Long Noncoding RNA PPT2-EGFL8 Regulates Pathological Retinal Neovascularization in PDR by Functioning as a Competing Endogenous RNA

Diabetic retinopathy (DR) is a common complication in patients with diabetes, and proliferative DR (PDR) has become an important cause of blindness; however, the mechanisms involved have not been fully elucidated. miRNAs and long noncoding RNAs can play an important role in DR, and they can accurately regulate the expression of target genes through a new regulatory model: competing endogenous RNAs. We isolated total RNA of extracellular vesicles (EVs) in the serum of healthy individuals and individuals with diabetes without DR, non-PDR, or PDR, and performed deep sequencing. We found aberrantly low expression of PPT2-EGFL8 and significantly increased level of miR-423-5p. PPT2-EGFL8 adsorbs miR-423-5p as a molecular sponge and inhibits hypoxia-induced human retinal microvascular endothelial cells proliferation. In an oxygen-induced retinopathy (OIR) model and a streptozotocin-induced diabetes model, Egfl8-overexpression treatment reduces diabetes-related reactive gliosis, inflammation, and acellular capillaries and attenuates the development of pathological neovascularization. In addition, PPT2-EGFL8 targeting miR-423-5p plays an important role in hypoxia-induced peroxisome proliferator-activated receptor-beta/delta (PPARD)/angiopoietin-like 4 (ANGPTL4) signaling activation, especially the expression of the C-terminal ANGPTL4 fragment. Finally, ANGPTL4 significantly induces retinal vessel breakage in the inner limiting membrane and facilitates retinal vessel sprouting into the vitreous in the OIR mice. Thus, either new biomarkers or new therapeutic targets may be identified with translation of these findings.

Automated summary

Diabetic retinopathy (DR) is a common complication in patients with diabetes and the mechanisms involved in proliferative DR (PDR) causing blindness are not fully understood. miRNAs and long noncoding RNAs can accurately regulate target gene expression through competing endogenous RNAs.
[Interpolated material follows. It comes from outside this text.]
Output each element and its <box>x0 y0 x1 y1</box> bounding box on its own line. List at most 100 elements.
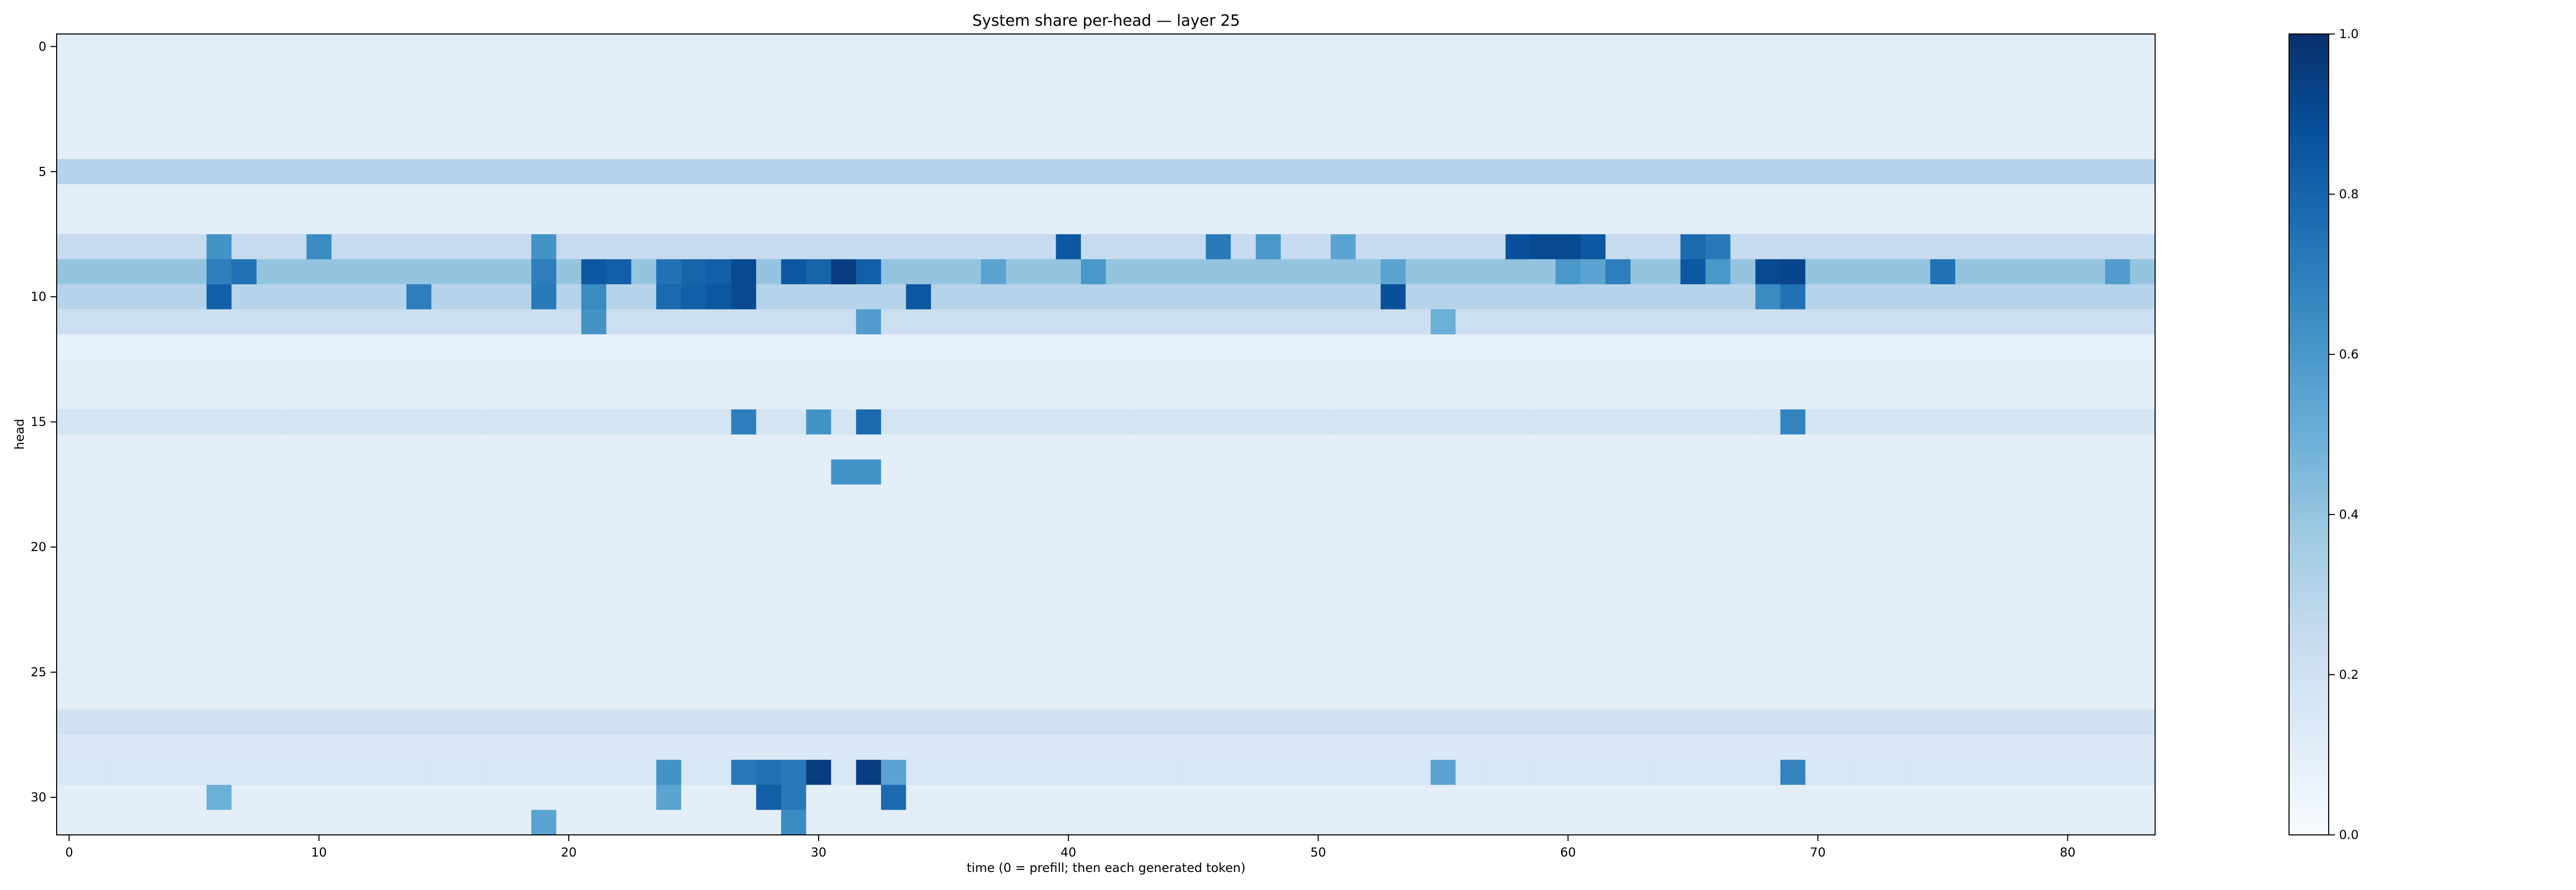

Through deep sequencing of extracellular vesicles (EVs) in the serum, aberrantly low expression of PPT2-EGFL8 and significantly increased level of miR-423-5p were found in individuals with PDR. PPT2-EGFL8 acts as a molecular sponge for miR-423-5p and inhibits hypoxia-induced proliferation of retinal endothelial cells. Egfl8-overexpression treatment reduces diabetes-related complications and pathological neovascularization in mouse models. The findings suggest the identification of potential biomarkers and therapeutic targets.